Find all solutions of congruence $3x^2−2x+9≡0\pmod {35}$

Question

Find all solutions of congruence $3x^2 - 2x + 9 ≡ 0 \bmod 35$:

Attempt: \begin{align} 3x^2 - 2x + 9 &\equiv 0 \bmod 35\tag{* 3} \\ 9x^2-6x+27 &\equiv 0 \bmod 35 \tag{- 26} \\ (3x-1)^2 &\equiv -26 \bmod 35 \\ \\ -26 + 35 &= 9 = 3^2 \\ \\ \iff (3x-1)^2 &\equiv 3^2 \bmod 35 \\ \iff (3x-1-3)*(3x-1+3) &\equiv 0 \bmod 35 \\ \\ \implies \underbrace{3x - 4 \equiv 0 \bmod 35}_{(a)} &\lor \underbrace{3x + 2 \equiv 0 \bmod 35}_{(b)}\\ \end{align}

Case $(a){:}\; 3x - 4 \equiv 0 \bmod 35$ $\Rightarrow 3x \equiv 4 \bmod 35$ $\Rightarrow 3x \equiv 39 \bmod 35$
$\quad\underset{ ( gcd(3,35) = 1)}{\implies} x \equiv 13 \bmod 35$

Case $(b){:}\; 3x +2 \equiv 0 \bmod 35$ $\Rightarrow 3x \equiv -2 \bmod 35$ $\Rightarrow 3x \equiv 33 \bmod 35$
$\quad\underset{ ( gcd(3,35) = 1)}{\implies} x \equiv 11 \bmod 35$

So $x = 13$ or $x = 11$.

Is it correct that way?

Answer 1

As other comments and solutions have noted, you need to consider that 35 is composite. But nearly all of your work is correct and completing the square is a great strategy for arbitrary quadratic congruences.
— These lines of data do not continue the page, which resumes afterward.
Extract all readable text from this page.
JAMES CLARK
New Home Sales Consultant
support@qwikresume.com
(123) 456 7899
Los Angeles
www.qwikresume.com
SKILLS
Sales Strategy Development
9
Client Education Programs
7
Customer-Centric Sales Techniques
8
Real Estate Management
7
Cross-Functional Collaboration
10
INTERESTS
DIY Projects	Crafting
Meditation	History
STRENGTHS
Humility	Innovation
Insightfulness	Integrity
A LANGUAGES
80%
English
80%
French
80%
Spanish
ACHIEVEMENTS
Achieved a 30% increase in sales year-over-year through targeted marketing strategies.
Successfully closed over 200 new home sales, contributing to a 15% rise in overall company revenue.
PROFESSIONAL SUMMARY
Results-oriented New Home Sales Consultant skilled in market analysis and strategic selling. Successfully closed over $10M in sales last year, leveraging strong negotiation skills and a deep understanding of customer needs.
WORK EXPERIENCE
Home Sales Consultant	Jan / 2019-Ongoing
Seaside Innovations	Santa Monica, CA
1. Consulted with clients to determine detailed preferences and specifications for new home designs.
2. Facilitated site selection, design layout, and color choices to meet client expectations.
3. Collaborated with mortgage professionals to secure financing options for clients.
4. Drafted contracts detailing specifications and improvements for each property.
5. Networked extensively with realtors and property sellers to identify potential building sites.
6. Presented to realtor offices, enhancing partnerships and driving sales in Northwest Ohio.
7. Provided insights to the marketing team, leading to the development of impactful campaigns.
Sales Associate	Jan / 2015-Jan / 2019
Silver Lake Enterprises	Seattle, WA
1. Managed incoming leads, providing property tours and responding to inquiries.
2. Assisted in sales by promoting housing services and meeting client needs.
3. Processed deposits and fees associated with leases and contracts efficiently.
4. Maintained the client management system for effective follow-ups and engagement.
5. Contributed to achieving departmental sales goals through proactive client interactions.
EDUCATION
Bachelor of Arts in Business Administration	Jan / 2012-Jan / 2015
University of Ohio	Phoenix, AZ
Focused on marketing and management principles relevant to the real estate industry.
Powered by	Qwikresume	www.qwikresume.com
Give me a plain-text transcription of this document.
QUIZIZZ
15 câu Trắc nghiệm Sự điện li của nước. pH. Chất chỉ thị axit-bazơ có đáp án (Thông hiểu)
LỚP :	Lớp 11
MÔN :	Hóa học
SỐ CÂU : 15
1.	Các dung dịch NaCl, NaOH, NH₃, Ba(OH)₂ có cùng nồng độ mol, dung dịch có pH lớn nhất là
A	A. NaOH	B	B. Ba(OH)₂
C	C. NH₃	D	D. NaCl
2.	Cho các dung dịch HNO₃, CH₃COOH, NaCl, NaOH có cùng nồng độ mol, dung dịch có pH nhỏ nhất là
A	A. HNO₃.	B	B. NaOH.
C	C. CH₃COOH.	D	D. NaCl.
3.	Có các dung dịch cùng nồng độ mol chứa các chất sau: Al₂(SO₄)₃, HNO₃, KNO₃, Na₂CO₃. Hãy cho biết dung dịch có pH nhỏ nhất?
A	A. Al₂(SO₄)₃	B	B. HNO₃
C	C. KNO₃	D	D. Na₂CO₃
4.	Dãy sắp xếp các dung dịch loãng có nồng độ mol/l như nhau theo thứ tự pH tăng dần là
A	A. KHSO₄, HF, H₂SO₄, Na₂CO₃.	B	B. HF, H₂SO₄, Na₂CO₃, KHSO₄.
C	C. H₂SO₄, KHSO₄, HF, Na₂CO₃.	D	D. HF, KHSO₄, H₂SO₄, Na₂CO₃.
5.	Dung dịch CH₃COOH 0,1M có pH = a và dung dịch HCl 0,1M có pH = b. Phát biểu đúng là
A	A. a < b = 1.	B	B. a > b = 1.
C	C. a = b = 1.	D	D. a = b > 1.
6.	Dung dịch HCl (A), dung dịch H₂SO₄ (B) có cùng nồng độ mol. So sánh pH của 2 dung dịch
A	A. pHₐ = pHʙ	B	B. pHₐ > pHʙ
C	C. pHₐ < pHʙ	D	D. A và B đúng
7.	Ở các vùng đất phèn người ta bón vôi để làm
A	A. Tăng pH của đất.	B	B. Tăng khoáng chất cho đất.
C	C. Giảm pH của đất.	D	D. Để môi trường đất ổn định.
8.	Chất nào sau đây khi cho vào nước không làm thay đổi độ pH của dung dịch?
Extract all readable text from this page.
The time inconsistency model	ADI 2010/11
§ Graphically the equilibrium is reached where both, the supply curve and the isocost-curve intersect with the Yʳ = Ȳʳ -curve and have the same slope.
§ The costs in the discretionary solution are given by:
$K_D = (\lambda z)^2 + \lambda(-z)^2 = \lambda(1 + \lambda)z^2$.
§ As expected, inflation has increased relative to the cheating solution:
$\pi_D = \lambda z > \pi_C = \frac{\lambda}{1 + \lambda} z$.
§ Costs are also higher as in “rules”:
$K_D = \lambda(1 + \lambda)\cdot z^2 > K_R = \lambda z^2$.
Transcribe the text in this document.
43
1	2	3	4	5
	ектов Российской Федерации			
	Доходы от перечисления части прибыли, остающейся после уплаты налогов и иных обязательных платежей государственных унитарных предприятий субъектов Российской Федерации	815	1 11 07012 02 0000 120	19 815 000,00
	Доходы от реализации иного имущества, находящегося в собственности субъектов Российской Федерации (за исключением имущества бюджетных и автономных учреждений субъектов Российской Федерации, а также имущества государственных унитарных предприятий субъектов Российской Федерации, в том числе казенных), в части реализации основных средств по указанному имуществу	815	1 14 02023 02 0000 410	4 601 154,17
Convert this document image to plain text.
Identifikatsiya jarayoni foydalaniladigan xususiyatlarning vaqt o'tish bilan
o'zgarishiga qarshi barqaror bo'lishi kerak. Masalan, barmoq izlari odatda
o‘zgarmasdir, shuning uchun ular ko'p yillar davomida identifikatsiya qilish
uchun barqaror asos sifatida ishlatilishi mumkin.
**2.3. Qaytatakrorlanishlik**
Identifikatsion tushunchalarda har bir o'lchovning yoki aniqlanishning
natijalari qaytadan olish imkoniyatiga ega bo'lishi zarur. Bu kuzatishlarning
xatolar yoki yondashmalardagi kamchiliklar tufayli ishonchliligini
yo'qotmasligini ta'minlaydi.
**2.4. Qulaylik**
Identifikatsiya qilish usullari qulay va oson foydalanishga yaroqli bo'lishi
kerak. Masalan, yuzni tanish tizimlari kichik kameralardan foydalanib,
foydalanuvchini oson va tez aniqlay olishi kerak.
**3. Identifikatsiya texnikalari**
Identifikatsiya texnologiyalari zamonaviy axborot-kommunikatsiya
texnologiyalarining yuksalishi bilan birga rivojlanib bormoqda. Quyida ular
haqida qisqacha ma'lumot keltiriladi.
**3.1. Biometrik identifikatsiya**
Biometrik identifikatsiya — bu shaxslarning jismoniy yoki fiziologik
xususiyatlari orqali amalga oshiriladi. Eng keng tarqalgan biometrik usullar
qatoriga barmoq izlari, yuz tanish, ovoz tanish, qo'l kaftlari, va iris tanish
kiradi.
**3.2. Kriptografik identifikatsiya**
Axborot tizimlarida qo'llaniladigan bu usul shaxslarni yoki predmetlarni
$$(3x-4)(3x+2)\equiv0\pmod{35}$$ This is correct. But then you need to go from there to $$(3x-4)(3x+2)\equiv0\pmod 5 \qquad\text{ and }\qquad (3x-4)(3x+2)\equiv0\pmod 7$$

we'll tackle those one at a time.

$$3x-4\equiv0\pmod 5\qquad\text{ or }\qquad 3x+2\equiv0\pmod 5\\ 3x\equiv4\pmod 5\qquad\text{ or }\qquad 3x\equiv3\pmod 5\\ x\equiv3\pmod 5\qquad\text{ or }\qquad x\equiv1\pmod 5\\ $$

$$3x-4\equiv0\pmod 7\qquad\text{ or }\qquad 3x+2\equiv0\pmod 7\\ 3x\equiv4\pmod 7\qquad\text{ or }\qquad 3x\equiv5\pmod 7\\ x\equiv6\pmod 7\qquad\text{ or }\qquad x\equiv4\pmod 7\\ $$

Pairing those solutions together with the CRT (Chinese Remainder Theorem) gives you the four solutions others have mentioned.

Answer 2

There is a direct way to solve modulo $35$ with the traditional quadratics method.

$\Delta^2=b^2-4ac=2^2-4\times3\times 9=-104\equiv 1\pmod {35}$

However as you can see it requires you to know how to solve $\Delta^2\equiv 1\pmod{35}$, but let assume you have a precomputed table of the squares then:

$\Delta\in\{1,6,29,34\}=\{-1,1,-6,6\}$

Then use $x=(-b\pm\Delta)\times (2a)^{-1}\pmod {35}$

$(2a)^{-1}\equiv 6^{-1}\equiv 6\pmod{35}$ and we do not have to worry about the $\pm$ in the formula since $\Delta$ already covers additive inverses.

Therefore for each $4$ values of $\Delta$ we get same number values of $x\in\{6,11,13,18\}$

Answer 3

At no point in your proof did you split the congruence into $\bmod5$ and $\bmod7$, so you missed two solutions as I will show below: $$3x^2-2x+4=0\bmod5\implies x^2+x+3\equiv0\bmod5\implies x\equiv\{1,3\}\bmod5$$ $$3x^2-2x+2\equiv0\bmod7\implies x^2+4x+3\equiv0\bmod7\implies x\equiv\{-1,-3\}\bmod7$$ Combining with the Chinese remainder theorem this gives $x\equiv\{6,11,13,18\}\bmod35$.